Director, Office of Workers' Compensation Programs v. Oglebay Norton Co.

RALPH B. GUY, Jr., Circuit Judge,

concurring.

Although I concur in this opinion, I write separately only to convey my view that our resolution does not violate the Benefits Review Board’s concerns expressed in Crabtree v. Bethlehem Steel Corp., 7 B.L.R. 1-354 (1984). In Crabtree, the Board reversed an AU’s finding that Bethlehem Steel was the responsible operator and refused to remand the case to redetermine the identity of the true responsible employer. Consequently, the Board transferred liability to the Black Lung Disability Trust Fund after finding that due process and the efficient administration of the Act require that “the Department ... resolve the operator issue in a preliminary proceeding, and/or proceed against all putative responsible operators at every state of the claims adjudication.” 7 B.L.R. at 1-357 (citation omitted).

It seems to me that the AU and Board erred in finding Crabtree outcome determinative in this case. In its election not to remand for reconsideration of the operator issue, the Crabtree Board expressed the following two concerns:

First, a claimant who has established entitlement in the first round of proceedings may lose his award in a later round against another operator. A first finding of entitlement, even though fully developed and litigated, can be defeated in subsequent proceedings by a different operator, and not always on the merits. Second, piecemeal litigation obviously is not compatible with the efficient administration of the Act and expeditious processing of claims.

7 B.L.R. at 1-357.

In Crabtree, the case had been fully litigated on the merits before it was determined that the claimant was an independent contractor vis-a-vis the named employer, thereby insulating that employer from liability as the responsible operator. In contrast, in the instant case there was not so much as a hearing involving the initially named responsible employer (Y & 0).

Although Goddard received a “Notice of Initial Finding” of entitlement to benefits, that initial finding was not a “fully developed and litigated” finding of entitlement. Rather, it was an initial administrative determination made by a Department of Labor claims examiner. That initial determination sets in motion the procedural machinery for claims adjudication, which permits entitlement to be contested and fully litigated before an AU. Although, in contesting its liability for benefit payments, Y & O submitted medical evidence refuting claimant’s entitlement and sought a hearing on both this issue and on its designa*1306tion as the responsible operator, the issue of entitlement was never fully developed or litigated before an AU. Instead, without more, the matter was disposed of on summary judgment dismissing Y & 0 as the responsible operator. Hence, because the claimant never had to defend the initial entitlement determination against Y & O, I find no due process rights implicated or other injustice in exposing the claimant to the possibility of having to defend the initial determination against Oglebay. Likewise, as noted in the majority opinion, Oglebay has access to evidence developed by others before and after Goddard’s death, as well as its own developed evidence with which to defend against the claim on remand.

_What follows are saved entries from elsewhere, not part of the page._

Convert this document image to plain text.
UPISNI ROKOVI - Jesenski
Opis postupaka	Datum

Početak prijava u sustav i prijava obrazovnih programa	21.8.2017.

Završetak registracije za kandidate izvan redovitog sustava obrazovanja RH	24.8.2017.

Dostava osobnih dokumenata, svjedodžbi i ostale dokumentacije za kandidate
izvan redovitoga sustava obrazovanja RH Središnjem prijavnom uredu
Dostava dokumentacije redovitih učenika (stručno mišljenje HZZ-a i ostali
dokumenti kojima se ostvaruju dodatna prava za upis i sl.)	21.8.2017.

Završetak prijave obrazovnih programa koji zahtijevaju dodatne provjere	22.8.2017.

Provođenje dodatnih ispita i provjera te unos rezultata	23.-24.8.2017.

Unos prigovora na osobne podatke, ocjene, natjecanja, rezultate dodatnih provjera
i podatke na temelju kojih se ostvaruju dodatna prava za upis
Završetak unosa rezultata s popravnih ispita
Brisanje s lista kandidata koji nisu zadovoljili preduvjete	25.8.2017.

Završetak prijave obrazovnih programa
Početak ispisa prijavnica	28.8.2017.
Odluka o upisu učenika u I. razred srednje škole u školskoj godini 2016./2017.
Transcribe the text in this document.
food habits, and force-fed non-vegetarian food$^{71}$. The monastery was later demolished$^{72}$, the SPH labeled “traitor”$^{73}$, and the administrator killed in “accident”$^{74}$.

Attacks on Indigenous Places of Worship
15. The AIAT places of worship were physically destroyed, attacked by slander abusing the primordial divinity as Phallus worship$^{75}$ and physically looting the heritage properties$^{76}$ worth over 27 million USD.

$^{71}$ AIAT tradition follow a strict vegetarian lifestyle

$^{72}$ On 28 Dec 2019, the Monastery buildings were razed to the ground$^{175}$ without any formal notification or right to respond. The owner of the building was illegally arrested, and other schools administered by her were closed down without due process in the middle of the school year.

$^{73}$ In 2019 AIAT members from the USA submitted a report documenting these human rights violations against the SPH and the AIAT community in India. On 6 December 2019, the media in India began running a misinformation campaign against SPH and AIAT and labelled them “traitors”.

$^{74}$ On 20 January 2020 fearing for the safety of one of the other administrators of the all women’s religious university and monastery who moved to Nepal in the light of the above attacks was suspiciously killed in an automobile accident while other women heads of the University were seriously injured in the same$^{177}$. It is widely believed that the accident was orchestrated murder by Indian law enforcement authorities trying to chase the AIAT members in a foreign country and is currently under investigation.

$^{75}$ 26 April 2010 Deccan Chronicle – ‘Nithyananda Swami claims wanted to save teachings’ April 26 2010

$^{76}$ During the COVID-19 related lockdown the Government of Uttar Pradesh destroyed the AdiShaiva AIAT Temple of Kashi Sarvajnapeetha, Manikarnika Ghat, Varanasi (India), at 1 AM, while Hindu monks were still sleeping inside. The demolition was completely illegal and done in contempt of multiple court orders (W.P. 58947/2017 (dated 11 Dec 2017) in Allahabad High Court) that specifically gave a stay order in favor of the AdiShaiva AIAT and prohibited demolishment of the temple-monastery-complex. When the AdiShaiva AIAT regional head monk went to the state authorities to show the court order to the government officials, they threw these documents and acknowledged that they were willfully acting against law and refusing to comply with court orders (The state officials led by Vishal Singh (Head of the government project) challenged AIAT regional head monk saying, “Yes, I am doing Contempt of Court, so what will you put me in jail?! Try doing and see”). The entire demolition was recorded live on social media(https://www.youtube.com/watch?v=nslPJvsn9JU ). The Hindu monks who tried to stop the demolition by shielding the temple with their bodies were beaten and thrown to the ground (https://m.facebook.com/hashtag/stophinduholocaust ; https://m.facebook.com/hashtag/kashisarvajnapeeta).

Moreover, I view the Board’s concern in Crabtree about piecemeal litigation and efficient administration of the Act as intrinsically tied to the Board’s desire to avoid the inconvenience and delay inherent in relit-igation of claims. In fact, in concluding that the operator issue must be resolved in a preliminary proceeding and/or a proceeding against all putative responsible operators at each stage of processing the claim, the Board noted that “[even a separate preliminary proceeding on the operator issue alone is more desirable than fully litigating the claim against each operator individually].” 7 B.L.R. at 1-357 (emphasis added). Here, the claim was never fully litigated against anyone by anyone. Thus, the prospect of relitigation that the Board found repugnant in Crabtree is absent here.

Accordingly, I concur in the reversal of the Board’s decision and find that such resolution is neither inconsistent with nor contraindicated by the concerns expressed in Crabtree.